Куроо приготовился увидеть что-то, о чём будет сожалеть всю свою жизнь: пугающе-ровные раны и травмированный глаз.
Но Кей, почувствовав осторожные прикосновения чужих рук, заставил себя разлепить веки, несмотря на жжение и липкий дискомфорт.
— Я вижу тебя, — сказал он, глядя прямо в темные, почти черные от страха глаза. — Всё в порядке, просто царапина…
И когда Тетсуро, поддавшись мощному внутреннему импульсу, стиснул его в объятиях, вмешаться никто не решился.
***
Очухался Тсукишима на койке в медпункте и с трудом приподнялся на локтях. Запястье и локоть отозвались саднящей болью. Белый свет ламп пробивался сквозь прохладную ткань повязки.
Стянув её с лица, он рассеянно осмотрелся.
Рядом на стуле, сгорбившись, сидел капитан команды Нэкома и наблюдал за ним. Молча и вдумчиво, словно боясь первым начать разговор, хотя явно порываясь что-то спросить.

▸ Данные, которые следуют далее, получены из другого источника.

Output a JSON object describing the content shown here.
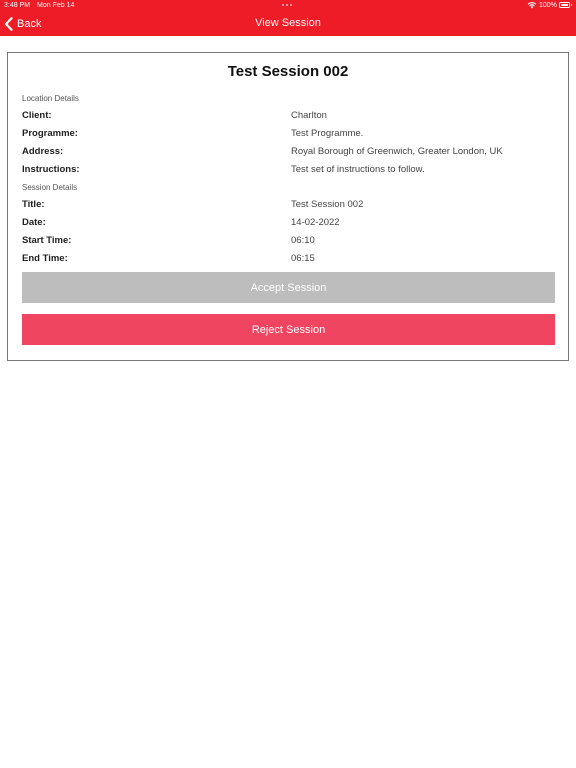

Заметив, что Кей никак не реагирует на его вопросительное лицо, Куроо всё-таки переборол себя:
— Болит?
Голос прозвучал непривычно слабо.
Тсукишима потрогал глаз — с правой стороны осколки царапнули тонкую кожу чуть ниже брови. Повреждение оказалось несерьезным, даже шить не потребовалось.
— Ерунда.
Куроо выдержал паузу и сложил руки в замок. Олимпийка висела на его плечах, удерживаясь только на рукавах, завязанных узлом на шее.
— Прости за это.
— Всё обошлось, — Кей пожал плечами, привставая. — Но даже если бы случилось что-то серьезное, ты был бы в этом не виноват. Травмы в спорте — обычное дело.
— Вау, — Куроо скомкано усмехнулся. — Первый раз слышу такую длинную фразу. Значит, чтобы тебя разговорить, придется каждый раз лупить мячом?
— Нет. Просто мне не очень-то хочется вести разговоры с тем, кто мне неинтересен.
— Как грубо, — Куроо встал и вдруг протянул ему руку. — Может, прогуляемся немного? Мне нужен свежий воздух, да и тебе не помешает развеяться.
— Ты решил, что это отличный повод?
— Сделай вид, что так и есть. Кстати, Карасуно тут скакало на ушах — медсестре пришлось прогнать. Может, сперва сходишь к ним, покажешься?
Тсукишима недовольно цыкнул, но всё-таки поднялся, проигнорировав протянутую ладонь.
— Жди меня на улице.
И ушел, гад, гордо задрав голову.
***
Жаркий вечер окутывал невесомой негой, словно ленивый кот, выискивающий место, где никто не смог бы помешать сладкому сну. Глубокое небо отсвечивало леденцово-красным, размазывая закат по спокойному лицу Тсукишимы и подсвечивая золотистые пряди его волос, слегка взлохмаченные после манипуляций медсестры и нападок самых эмоциональных членов волейбольного клуба.
Куроо шел рядом, вглядываясь в черты его лица, и не знал, с чего начать. Хотелось сказать — ты классный. Хотелось снова извиниться. Хотелось…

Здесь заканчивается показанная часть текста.